Attorney General Ken Paxton has asked the Texas Supreme Court to weigh in on the state's vote-by-mail laws, bypassing a state appeals court.
The Texas Democratic Party sued state and local election officials in March to get clarification on whether state law allows voters who don't want to risk exposure to the coronavirus to use mail-in ballots during elections in July and November.
Last month, a Travis County district judge sided with plaintiffs in the case, effectively opening up mail-in voting in the state.
Paxton filed a petition Wednesday directly with the Texas Supreme Court, however, “requesting that the court compel the early-voting clerks for Dallas, Cameron, El Paso, Harris and Travis Counties to follow Texas law on mail-in ballots,” according to a press release from his office.
“Preparations for the upcoming elections have already begun, and Respondents are urging voters to apply to vote by mail even when those voters do not meet the Legislature’s test for eligibility to do so,” his petition says. “Every day that passes, more applications are submitted, and it becomes increasingly challenging to disentangle voters who meet the statutory definition of ‘disabled’ from those who do not. The damage to election integrity increases with every day that Respondents misapply Texas law.”
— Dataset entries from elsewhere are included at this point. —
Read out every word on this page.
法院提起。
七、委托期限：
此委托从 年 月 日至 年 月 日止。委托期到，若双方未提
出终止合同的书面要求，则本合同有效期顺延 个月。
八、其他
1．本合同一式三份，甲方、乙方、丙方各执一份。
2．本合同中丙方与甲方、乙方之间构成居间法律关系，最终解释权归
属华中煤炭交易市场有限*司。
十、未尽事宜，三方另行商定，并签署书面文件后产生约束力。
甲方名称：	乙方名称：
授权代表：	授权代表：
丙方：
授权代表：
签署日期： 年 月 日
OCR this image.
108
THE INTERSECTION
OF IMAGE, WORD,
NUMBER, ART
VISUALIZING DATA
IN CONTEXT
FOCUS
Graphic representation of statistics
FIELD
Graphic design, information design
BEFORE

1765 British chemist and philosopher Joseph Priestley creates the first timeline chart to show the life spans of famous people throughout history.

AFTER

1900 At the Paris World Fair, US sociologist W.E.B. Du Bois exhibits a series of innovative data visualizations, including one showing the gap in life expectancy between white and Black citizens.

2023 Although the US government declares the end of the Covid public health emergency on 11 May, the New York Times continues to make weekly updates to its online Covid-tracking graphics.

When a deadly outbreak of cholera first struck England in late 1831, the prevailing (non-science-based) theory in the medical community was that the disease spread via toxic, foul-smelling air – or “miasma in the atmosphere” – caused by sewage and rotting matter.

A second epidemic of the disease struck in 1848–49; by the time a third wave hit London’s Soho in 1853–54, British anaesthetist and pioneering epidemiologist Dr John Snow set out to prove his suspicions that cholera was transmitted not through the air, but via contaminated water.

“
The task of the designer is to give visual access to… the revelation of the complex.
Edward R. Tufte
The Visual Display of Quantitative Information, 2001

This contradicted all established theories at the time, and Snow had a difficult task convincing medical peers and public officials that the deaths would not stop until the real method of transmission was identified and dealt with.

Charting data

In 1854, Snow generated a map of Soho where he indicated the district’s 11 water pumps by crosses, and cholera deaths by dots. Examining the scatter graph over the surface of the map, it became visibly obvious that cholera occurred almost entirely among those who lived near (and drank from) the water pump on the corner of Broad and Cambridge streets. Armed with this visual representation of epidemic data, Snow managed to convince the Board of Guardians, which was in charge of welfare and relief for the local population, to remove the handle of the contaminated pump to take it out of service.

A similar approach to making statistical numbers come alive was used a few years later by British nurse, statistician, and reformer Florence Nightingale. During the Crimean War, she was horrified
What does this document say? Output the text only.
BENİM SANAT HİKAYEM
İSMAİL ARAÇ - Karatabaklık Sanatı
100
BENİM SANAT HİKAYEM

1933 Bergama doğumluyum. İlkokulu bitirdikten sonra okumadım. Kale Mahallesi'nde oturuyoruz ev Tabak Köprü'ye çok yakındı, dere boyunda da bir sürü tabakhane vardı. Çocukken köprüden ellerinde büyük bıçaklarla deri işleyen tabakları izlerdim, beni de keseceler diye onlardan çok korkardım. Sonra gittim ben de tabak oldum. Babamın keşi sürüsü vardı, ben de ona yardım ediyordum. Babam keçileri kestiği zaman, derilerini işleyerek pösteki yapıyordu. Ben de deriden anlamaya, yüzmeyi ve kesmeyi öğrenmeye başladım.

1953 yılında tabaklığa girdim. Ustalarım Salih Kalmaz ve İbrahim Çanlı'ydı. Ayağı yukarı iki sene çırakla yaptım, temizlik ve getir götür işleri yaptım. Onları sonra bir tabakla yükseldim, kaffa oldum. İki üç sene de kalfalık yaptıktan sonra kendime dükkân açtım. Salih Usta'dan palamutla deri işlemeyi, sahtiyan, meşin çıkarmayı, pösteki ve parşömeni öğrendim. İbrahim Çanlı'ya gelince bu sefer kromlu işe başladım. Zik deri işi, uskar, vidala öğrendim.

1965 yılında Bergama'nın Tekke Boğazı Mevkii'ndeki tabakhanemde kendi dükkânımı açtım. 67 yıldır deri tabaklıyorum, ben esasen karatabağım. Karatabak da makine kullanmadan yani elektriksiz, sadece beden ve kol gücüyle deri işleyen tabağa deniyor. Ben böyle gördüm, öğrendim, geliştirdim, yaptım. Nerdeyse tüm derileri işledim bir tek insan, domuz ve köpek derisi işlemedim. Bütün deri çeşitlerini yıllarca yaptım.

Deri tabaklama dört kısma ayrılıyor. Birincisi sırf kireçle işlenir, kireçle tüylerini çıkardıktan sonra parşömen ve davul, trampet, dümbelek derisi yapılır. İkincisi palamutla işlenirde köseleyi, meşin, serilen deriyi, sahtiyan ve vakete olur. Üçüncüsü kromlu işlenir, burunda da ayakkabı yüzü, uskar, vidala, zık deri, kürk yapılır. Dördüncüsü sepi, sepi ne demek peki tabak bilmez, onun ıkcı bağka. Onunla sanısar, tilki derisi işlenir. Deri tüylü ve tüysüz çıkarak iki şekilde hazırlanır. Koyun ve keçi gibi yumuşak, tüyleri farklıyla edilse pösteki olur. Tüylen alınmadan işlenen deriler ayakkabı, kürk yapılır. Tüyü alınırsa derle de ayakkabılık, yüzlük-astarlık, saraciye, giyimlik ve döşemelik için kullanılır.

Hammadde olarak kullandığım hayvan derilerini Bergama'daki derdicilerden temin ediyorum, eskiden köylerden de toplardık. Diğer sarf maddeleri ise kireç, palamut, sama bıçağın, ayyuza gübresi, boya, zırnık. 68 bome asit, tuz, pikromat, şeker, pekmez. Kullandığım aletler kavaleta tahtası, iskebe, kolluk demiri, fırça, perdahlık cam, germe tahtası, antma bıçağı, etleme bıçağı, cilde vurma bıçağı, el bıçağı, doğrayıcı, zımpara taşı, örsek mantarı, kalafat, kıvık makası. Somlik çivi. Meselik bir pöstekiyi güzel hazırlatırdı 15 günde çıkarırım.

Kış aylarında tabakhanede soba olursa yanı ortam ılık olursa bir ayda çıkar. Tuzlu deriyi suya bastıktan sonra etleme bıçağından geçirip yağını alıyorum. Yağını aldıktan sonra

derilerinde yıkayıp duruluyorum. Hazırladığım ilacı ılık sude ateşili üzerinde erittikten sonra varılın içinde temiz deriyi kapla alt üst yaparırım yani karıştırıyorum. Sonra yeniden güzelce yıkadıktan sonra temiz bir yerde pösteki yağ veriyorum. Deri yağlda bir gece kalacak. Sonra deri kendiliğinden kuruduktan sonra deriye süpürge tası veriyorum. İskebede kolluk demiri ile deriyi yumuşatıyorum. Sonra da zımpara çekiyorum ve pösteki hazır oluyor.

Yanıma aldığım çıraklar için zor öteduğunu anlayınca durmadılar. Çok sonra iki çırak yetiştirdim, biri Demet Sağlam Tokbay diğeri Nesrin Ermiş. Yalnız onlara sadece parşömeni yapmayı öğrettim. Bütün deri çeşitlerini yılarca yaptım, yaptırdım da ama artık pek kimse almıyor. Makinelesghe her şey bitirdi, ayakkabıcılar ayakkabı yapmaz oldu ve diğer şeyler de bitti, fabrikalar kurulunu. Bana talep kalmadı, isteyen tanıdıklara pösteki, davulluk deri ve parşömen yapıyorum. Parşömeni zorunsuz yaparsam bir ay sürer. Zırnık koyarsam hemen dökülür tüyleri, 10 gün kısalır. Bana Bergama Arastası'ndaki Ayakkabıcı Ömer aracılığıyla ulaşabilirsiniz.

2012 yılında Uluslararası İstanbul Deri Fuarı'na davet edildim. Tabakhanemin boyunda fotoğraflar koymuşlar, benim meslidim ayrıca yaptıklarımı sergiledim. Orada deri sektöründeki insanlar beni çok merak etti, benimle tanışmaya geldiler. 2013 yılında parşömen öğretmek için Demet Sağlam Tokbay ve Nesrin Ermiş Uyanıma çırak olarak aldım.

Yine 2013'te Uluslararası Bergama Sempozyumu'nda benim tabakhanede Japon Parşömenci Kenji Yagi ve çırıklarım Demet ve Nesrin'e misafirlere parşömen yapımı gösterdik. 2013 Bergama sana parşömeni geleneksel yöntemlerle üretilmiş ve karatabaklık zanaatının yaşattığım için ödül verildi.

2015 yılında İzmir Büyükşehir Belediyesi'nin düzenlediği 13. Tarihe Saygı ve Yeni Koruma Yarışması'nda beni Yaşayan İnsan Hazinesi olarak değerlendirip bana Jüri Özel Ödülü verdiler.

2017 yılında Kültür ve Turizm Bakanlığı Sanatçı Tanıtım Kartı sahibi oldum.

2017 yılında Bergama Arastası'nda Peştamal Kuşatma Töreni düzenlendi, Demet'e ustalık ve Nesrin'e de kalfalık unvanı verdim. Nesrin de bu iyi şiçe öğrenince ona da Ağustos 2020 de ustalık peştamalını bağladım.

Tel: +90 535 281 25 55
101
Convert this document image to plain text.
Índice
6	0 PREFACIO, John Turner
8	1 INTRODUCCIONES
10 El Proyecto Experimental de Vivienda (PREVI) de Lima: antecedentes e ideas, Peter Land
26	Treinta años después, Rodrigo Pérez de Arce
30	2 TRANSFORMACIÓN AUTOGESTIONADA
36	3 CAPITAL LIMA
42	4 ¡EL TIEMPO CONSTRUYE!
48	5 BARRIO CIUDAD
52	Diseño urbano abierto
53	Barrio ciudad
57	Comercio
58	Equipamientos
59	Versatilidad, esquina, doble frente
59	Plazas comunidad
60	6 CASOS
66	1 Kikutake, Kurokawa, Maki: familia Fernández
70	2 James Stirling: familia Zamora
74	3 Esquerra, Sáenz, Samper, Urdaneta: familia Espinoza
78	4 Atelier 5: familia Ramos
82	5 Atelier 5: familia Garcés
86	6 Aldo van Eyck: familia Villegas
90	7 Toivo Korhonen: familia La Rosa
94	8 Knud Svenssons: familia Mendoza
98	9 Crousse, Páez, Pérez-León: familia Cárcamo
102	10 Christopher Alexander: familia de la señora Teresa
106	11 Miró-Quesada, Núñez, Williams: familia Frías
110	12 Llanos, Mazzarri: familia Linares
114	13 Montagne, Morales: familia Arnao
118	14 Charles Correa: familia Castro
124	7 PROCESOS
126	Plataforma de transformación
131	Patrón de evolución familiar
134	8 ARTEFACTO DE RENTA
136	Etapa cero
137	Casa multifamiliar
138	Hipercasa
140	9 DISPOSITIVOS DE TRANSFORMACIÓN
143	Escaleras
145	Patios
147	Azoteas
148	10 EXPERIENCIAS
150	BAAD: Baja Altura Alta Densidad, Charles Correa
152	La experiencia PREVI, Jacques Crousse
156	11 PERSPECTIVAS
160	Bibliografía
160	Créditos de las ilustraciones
Despite the back and forth in the courts, local election officials have said voters are free to seek a ballot by mail. Under state law, these officials don’t have the authority to question the excuse an applicant uses to seek a mail-in ballot, even if they are requesting one under the disability category.
Voting rights groups have argued since early on in the pandemic that the state should be moving quickly to ensure there is a safe way for Texans to vote this year.
Josh Levin, the election protection outreach fellow at the Texas Civil Rights Project, has said the state’s ballot-by-mail system was not effectively serving voters well before the pandemic.
“We have the resources right now to be able to loosen the restrictions on vote-by-mail,” he told KUT in March. “We have the moral authority … to make sure people’s right to vote is not impeded.”
The Texas Civil Rights Project also recently asked a lower court to stop Paxton from threatening local officials and undermining the previous district court order.
In the meantime, Paxton has contradicted that order in public statements.
“It is unfortunate that certain county election officials have refused to perform their duties and have instead unlawfully gone beyond the Legislature’s determination of who is eligible to vote by mail,” he said in a statement Wednesday. “My office will continue to defend the integrity of Texas’s election laws.”